Nelly showed two systems within twenty light-years. “Neither one is occupied,” she reported.
“And from those systems?” Kris asked, really, really wishing she could keep her mouth shut and do something stupid for a change. Hadn’t her friends paid enough for the Longknife legend this trip?
More systems lit up. “Several of them have large Iteeche colonies,” Nelly said.
THIS IS FROM THE MAP I DON’T HAVE, KRIS.
No one on the bridge asked for clarification. If Nelly said it, it had to be true.
In all her life, Kris had never more wanted not
to say something, but words tumbled slowly out of her mouth. “So what we have here is an alien scout ship. She did a big jump to a base system, and now she’s likely going to nose around. And if she does, she’ll find a large chunk of the Iteeche Empire.”
Kris paused, then went on. “Question for the class.

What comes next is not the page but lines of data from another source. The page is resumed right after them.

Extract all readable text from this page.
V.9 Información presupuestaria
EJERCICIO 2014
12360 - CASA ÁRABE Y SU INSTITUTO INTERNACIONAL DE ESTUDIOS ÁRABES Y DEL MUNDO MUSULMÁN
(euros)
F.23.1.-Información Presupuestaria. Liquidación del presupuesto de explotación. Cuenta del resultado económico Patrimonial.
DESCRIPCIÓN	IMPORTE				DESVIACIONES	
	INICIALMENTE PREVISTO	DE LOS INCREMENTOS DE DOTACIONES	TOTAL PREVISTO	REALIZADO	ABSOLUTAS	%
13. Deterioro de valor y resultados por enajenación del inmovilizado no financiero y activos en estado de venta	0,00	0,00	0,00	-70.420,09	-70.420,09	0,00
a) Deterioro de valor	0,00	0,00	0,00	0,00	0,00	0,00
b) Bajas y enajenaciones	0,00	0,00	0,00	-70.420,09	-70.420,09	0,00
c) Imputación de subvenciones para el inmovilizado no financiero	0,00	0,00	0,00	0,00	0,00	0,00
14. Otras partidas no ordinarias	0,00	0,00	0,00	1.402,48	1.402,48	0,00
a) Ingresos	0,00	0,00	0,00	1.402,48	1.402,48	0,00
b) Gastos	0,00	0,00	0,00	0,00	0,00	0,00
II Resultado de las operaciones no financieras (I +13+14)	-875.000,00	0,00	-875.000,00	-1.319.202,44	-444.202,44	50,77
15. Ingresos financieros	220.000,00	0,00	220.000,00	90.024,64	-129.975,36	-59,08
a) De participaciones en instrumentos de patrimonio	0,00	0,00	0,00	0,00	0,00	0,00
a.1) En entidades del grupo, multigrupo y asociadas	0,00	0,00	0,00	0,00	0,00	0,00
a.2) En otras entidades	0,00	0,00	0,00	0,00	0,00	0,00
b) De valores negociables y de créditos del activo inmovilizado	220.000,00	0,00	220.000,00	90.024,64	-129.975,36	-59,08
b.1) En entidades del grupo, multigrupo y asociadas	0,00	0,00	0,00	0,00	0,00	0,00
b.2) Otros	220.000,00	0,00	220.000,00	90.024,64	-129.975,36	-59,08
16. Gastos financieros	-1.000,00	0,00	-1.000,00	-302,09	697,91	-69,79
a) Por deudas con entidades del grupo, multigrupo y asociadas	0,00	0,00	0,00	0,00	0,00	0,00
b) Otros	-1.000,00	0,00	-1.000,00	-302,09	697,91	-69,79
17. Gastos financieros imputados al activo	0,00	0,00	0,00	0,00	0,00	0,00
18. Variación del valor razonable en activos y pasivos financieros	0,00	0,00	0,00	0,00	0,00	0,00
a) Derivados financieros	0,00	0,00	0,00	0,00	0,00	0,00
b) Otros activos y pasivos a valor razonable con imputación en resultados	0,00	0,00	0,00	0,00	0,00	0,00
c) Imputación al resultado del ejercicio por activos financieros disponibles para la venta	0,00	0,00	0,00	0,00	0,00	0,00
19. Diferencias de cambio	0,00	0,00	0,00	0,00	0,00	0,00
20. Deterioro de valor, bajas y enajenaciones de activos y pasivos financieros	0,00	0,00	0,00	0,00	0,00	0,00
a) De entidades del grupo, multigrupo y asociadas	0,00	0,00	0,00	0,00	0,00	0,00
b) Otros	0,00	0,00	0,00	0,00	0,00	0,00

If she does get back, how long before a mother ship like the last one we just saw follows? But if she doesn’t get back, will they just write her off, or will they immediately send another scout?”
“There’s no way for us to answer any of your questions, Your Highness,” Captain Drago said. “So, Commodore, what are your orders?”
Once more, it came down to what could a Longknife pull out of her hat. Kris suppressed a sigh. Her hat was empty. Her pot of gold was drained. Everything she had or ever had been had been poured out in the last few weeks.
Wasn’t there anyone else to take responsibility for this mess?
“Sulwan, if I did want to take a potshot at that alien, how could I do it?”
The navigator had been working with her board at a furious rate since Kris came on the bridge. Now she looked up, seemed startled by the use of her name, and blinked groggily at Kris.
“I figured someone would be asking for my opinion,” she said. “Our 24-inch pulse lasers are good for forty thousand klicks. Our 5-inch long guns can reach out maybe a bit longer, but I have this wild suspicion that they wouldn’t do much damage to anything bigger than a torpedo. Anyway, the direct course from Jump Point Alpha to Jump Point Beta won’t put that ship anywhere close to within range.”
Kris liked what she was hearing, but her mouth had a mind of its own. “What kind of activity could put us within range?”
“I knew you’d ask, and it all depends.”
“You want to explain that?” her captain asked.
“Not really. Did any of that silly metal you used to hold on to the balloot come back with you?”
“We did not lose that much,” Nelly put in. “You had lost a lot in the fight, but there’s still about half of what you started with.”
“Well, then I guess we can try making like a rock again,” Sulwan said. “Two orbits from now, if we were to make a hard, 3.5-gee burn, while we’re behind this noisy ice giant, we could go from a nice round orbit, if I do say so myself, into a rough slingshot course that would put us headed out in the general direction of the alien.”